“If you choose not to find joy in the snow, you will have less joy in your life but still the same amount of snow.” Anonymous.
Winter blues. Seasonal affective disorder. Call it what you will, but a lot of us feel that unmistakable blah of winter.
The first person to put up holiday decorations the day after Labor Day is the same one brought low by actual winter. Snow in early November fills us with joy and jingle, but snow storms in mid-January mire us in malaise.
Why? I think it’s mindset.
During the pandemic, I went on a philosophical search (aka Google) to find ways to appreciate the “now.” Learning to love the place you’re in while you’re in it was a key coping strategy for my time in lockdown. I wound up painting rooms that I didn’t like, moving furniture around to change my view, and getting to know the birds in my backyard trees.
How many times have you been on vacation and said, we have to come back here? I certainly have. It’s great to plan and look forward, but you’re missing the present. I’ve been on vacation thinking about the next vacation. I’ve failed to appreciate a beautiful sunset because I’m wondering if we can book this condo during the same time next year.
With that thought in mind, how do we find joy in snow….now, not just went it’s attached to the holiday?
Unsurprisingly, Norwegians have this figured out. They’ve turned appreciating winter into an art. I aimed to follow their lead when it came to the long winters in my home state, Michigan. It’s not exactly the tropics. Winter is an integral part of our lives here, second only to complaining about winter, followed closely by complaining about August.
The first step is embracing friluftsliv! This is a Norwegian concept that translates to “open-air life.” Or, as your mother used to say, “Go play outside!” Norwegians contend the cold feels good. The brisk air fills the lungs with robustness versus the oppressive wilting that the humidity of July can induce.
Filuftsliv also means dressing for being outdoors and expecting that you’re going to be outside for a gathering. Norwegians wear layers, wool socks, and thermal underwear. We do it for tailgate parties. Why can’t we do it for a winter birthday? In fact, we love doing it when football is the endgame. What changes in February?

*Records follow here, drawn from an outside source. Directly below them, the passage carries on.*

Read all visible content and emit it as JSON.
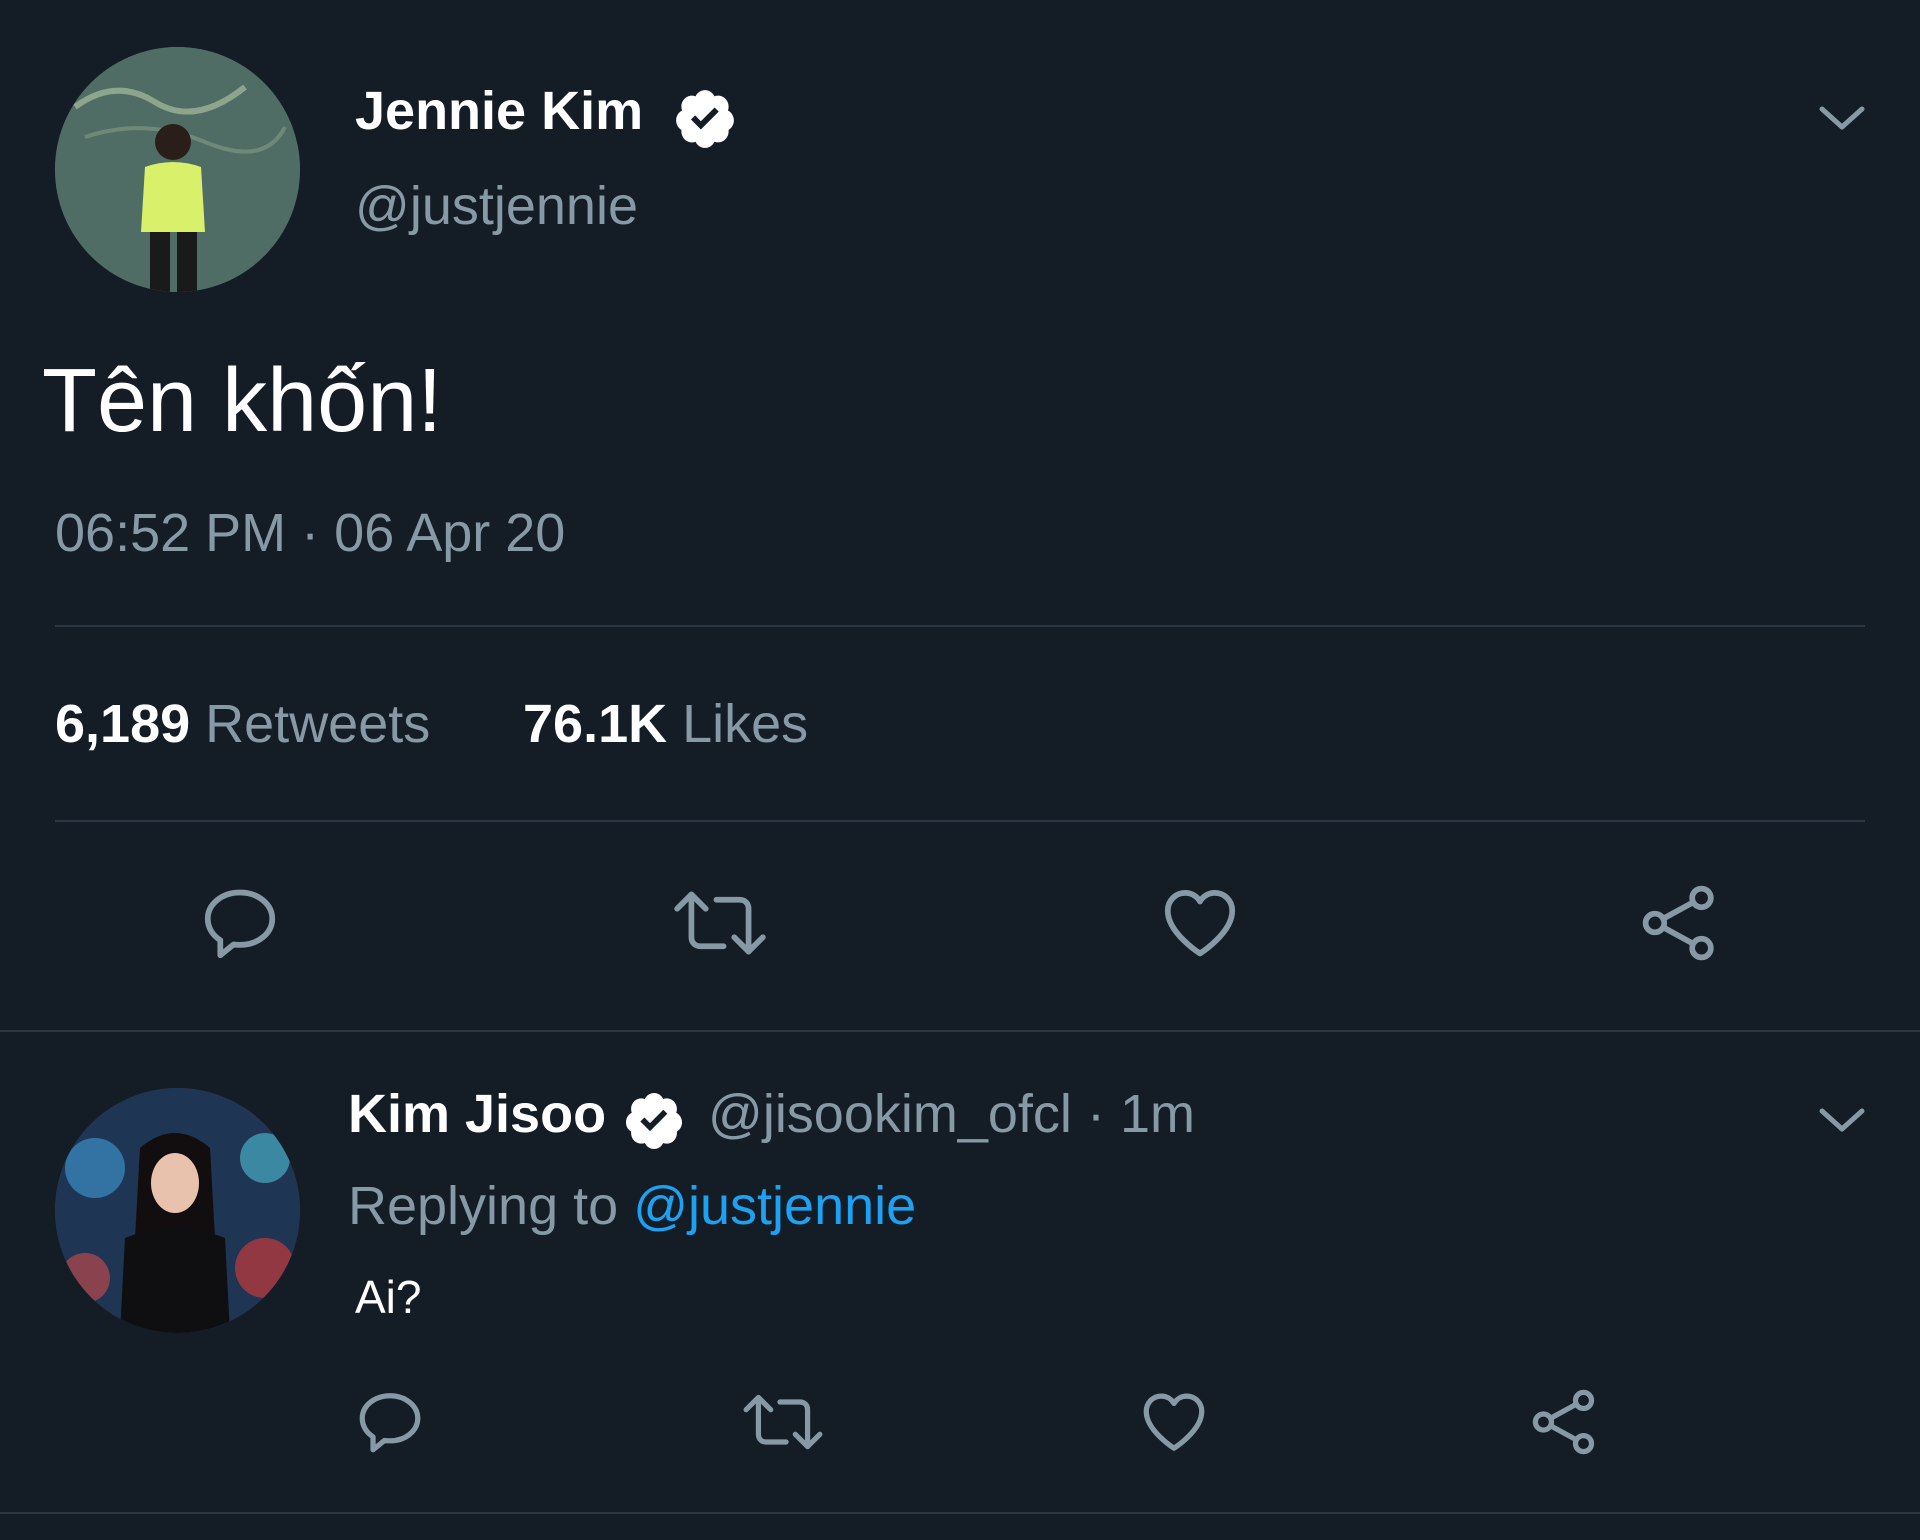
{
  "main_tweet": {
    "author_name": "Jennie Kim",
    "author_handle": "@justjennie",
    "text": "Tên khốn!",
    "time": "06:52 PM",
    "date": "06 Apr 20",
    "separator": "·",
    "retweets_count": "6,189",
    "retweets_label": "Retweets",
    "likes_count": "76.1K",
    "likes_label": "Likes"
  },
  "reply_tweet": {
    "author_name": "Kim Jisoo",
    "author_handle": "@jisookim_ofcl",
    "separator": "·",
    "age": "1m",
    "replying_prefix": "Replying to",
    "replying_handle": "@justjennie",
    "text": "Ai?"
  },
  "icons": {
    "verified": "verified-badge-icon",
    "menu": "chevron-down-icon",
    "reply": "reply-icon",
    "retweet": "retweet-icon",
    "like": "heart-icon",
    "share": "share-icon"
  },
  "colors": {
    "background": "#141d26",
    "secondary_text": "#8899a6",
    "link": "#1da1f2",
    "divider": "#2a3744"
  }
}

Obviously, sometimes, say, when there’s an ice storm, going outside is ridiculous. That’s why winter countries like Norway, Finland, and Denmark not only enjoy the outdoors but they also make achieving coziness indoors an art. It’s called hygge. Hygge is defined as “a quality of coziness and comfortable conviviality that engenders a feeling of contentment or well-being.” Think mulled wine and warm nooks. The Christmas tree isn’t the end-all of winter décor. Enjoy a crackling fire in the fireplace, comfy blankets, and cozy chairs. Grab hygge with both mittens and snuggle into that fluffy couch with the fluffy slippers and the fluffy blanket.

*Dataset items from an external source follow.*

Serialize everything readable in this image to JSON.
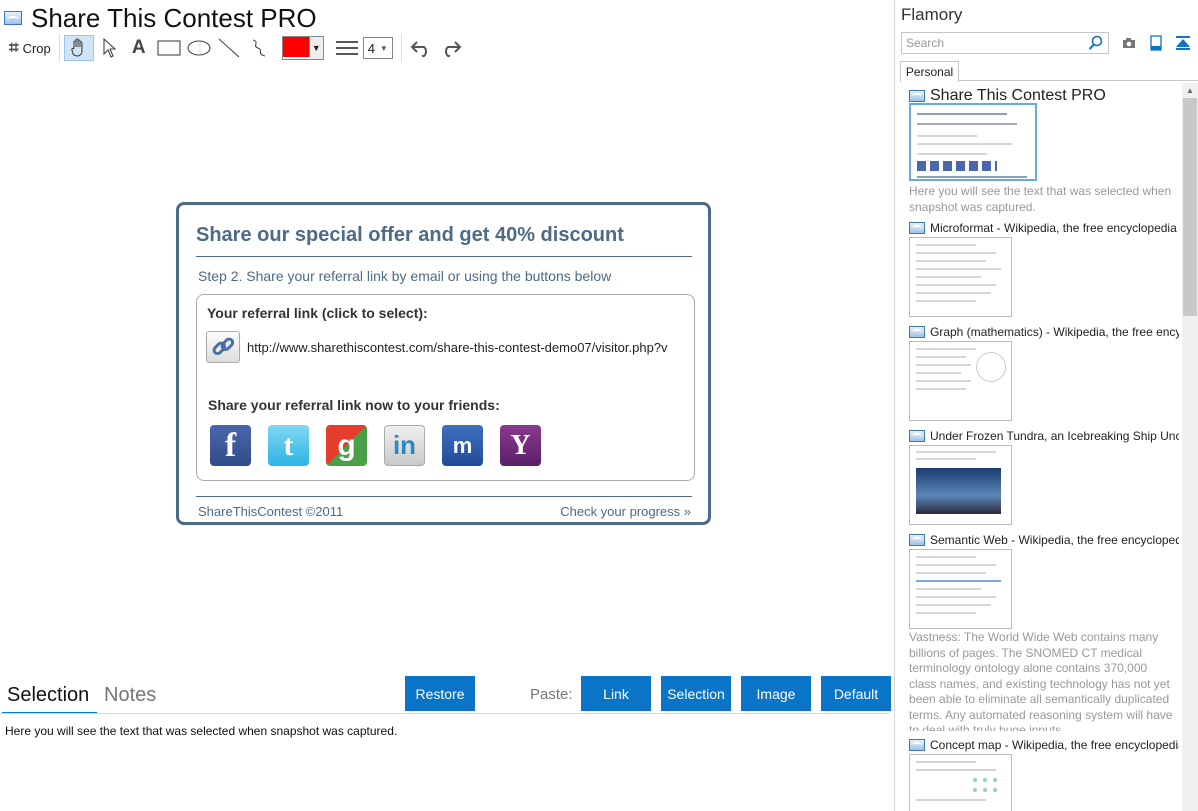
{
  "window": {
    "title": "Share This Contest PRO"
  },
  "toolbar": {
    "crop_label": "Crop",
    "tools": [
      "hand-icon",
      "pointer-icon",
      "text-icon",
      "rectangle-icon",
      "ellipse-icon",
      "line-icon",
      "freehand-icon"
    ],
    "active_tool": "hand-icon",
    "text_tool_glyph": "A",
    "color": "#ff0000",
    "line_width": "4"
  },
  "widget": {
    "heading": "Share our special offer and get 40% discount",
    "step": "Step 2. Share your referral link by email or using the buttons below",
    "referral_label": "Your referral link (click to select):",
    "url": "http://www.sharethiscontest.com/share-this-contest-demo07/visitor.php?v",
    "share_label": "Share your referral link now to your friends:",
    "social": [
      {
        "name": "facebook-button",
        "glyph": "f"
      },
      {
        "name": "twitter-button",
        "glyph": "t"
      },
      {
        "name": "google-button",
        "glyph": "g"
      },
      {
        "name": "linkedin-button",
        "glyph": "in"
      },
      {
        "name": "myspace-button",
        "glyph": "m"
      },
      {
        "name": "yahoo-button",
        "glyph": "Y"
      }
    ],
    "copyright": "ShareThisContest ©2011",
    "progress_link": "Check your progress »",
    "accent": "#4d6a87"
  },
  "bottom": {
    "tabs": [
      "Selection",
      "Notes"
    ],
    "active_tab": "Selection",
    "restore": "Restore",
    "paste_label": "Paste:",
    "paste_buttons": [
      "Link",
      "Selection",
      "Image",
      "Default"
    ],
    "selection_text": "Here you will see the text that was selected when snapshot was captured.",
    "button_color": "#0a74c7"
  },
  "sidebar": {
    "app_name": "Flamory",
    "search_placeholder": "Search",
    "tab": "Personal",
    "snapshots": [
      {
        "title": "Share This Contest PRO",
        "description": "Here you will see the text that was selected when snapshot was captured."
      },
      {
        "title": "Microformat - Wikipedia, the free encyclopedia",
        "description": ""
      },
      {
        "title": "Graph (mathematics) - Wikipedia, the free ency",
        "description": ""
      },
      {
        "title": "Under Frozen Tundra, an Icebreaking Ship Unco",
        "description": ""
      },
      {
        "title": "Semantic Web - Wikipedia, the free encycloped",
        "description": "Vastness: The World Wide Web contains many billions of pages. The SNOMED CT medical terminology ontology alone contains 370,000 class names, and existing technology has not yet been able to eliminate all semantically duplicated terms. Any automated reasoning system will have to deal with truly huge inputs."
      },
      {
        "title": "Concept map - Wikipedia, the free encyclopedia",
        "description": ""
      }
    ]
  }
}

Embracing hygge means embracing comfort. What better time than winter to wear our giant sweaters? In fact, those comfy sweats are the goal. If one does hygge right, the sweats are so comfy they shouldn’t be seen in public. There’s a word for that, too, hyggebukser. My closet is bursting with hyggebukser leggings!

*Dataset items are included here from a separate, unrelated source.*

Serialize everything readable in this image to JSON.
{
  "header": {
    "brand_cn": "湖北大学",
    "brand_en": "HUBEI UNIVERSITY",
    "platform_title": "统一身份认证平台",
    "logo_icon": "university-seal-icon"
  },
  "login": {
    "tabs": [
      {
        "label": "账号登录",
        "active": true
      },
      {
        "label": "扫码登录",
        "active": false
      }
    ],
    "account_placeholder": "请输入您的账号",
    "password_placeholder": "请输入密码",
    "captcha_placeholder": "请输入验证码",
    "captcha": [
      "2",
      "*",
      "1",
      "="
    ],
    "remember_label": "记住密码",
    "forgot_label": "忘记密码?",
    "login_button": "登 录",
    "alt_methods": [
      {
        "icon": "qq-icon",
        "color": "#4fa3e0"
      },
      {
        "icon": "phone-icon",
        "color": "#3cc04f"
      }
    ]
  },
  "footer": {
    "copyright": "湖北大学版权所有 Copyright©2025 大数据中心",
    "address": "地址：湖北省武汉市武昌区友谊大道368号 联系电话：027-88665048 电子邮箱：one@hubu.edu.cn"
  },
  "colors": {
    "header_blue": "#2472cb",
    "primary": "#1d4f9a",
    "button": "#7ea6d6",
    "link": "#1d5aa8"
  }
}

No one loves every aspect of winter, but friluftsliv and hygge are about shifting your mindset. And seeing each new season as a gift. A positive winter mindset isn’t a genetic trait nor is it reserved for Norwegians. It is something we can adopt and cultivate.
We rush into Winter Wonderland when it’s still autumn. Maybe that’s a mistake, not because it starts the holidays too soon, but because by the time winter really sets in, we’ve been fa la la-ing since October. We have a good two or three-month window of loving the “holiday season.” Opening that holiday season window just a smidge later, closer to December, might help us stick it out until March.
And, if the mindset shift doesn’t work, book a trip to somewhere sunny. The wind chill will be here when you get back.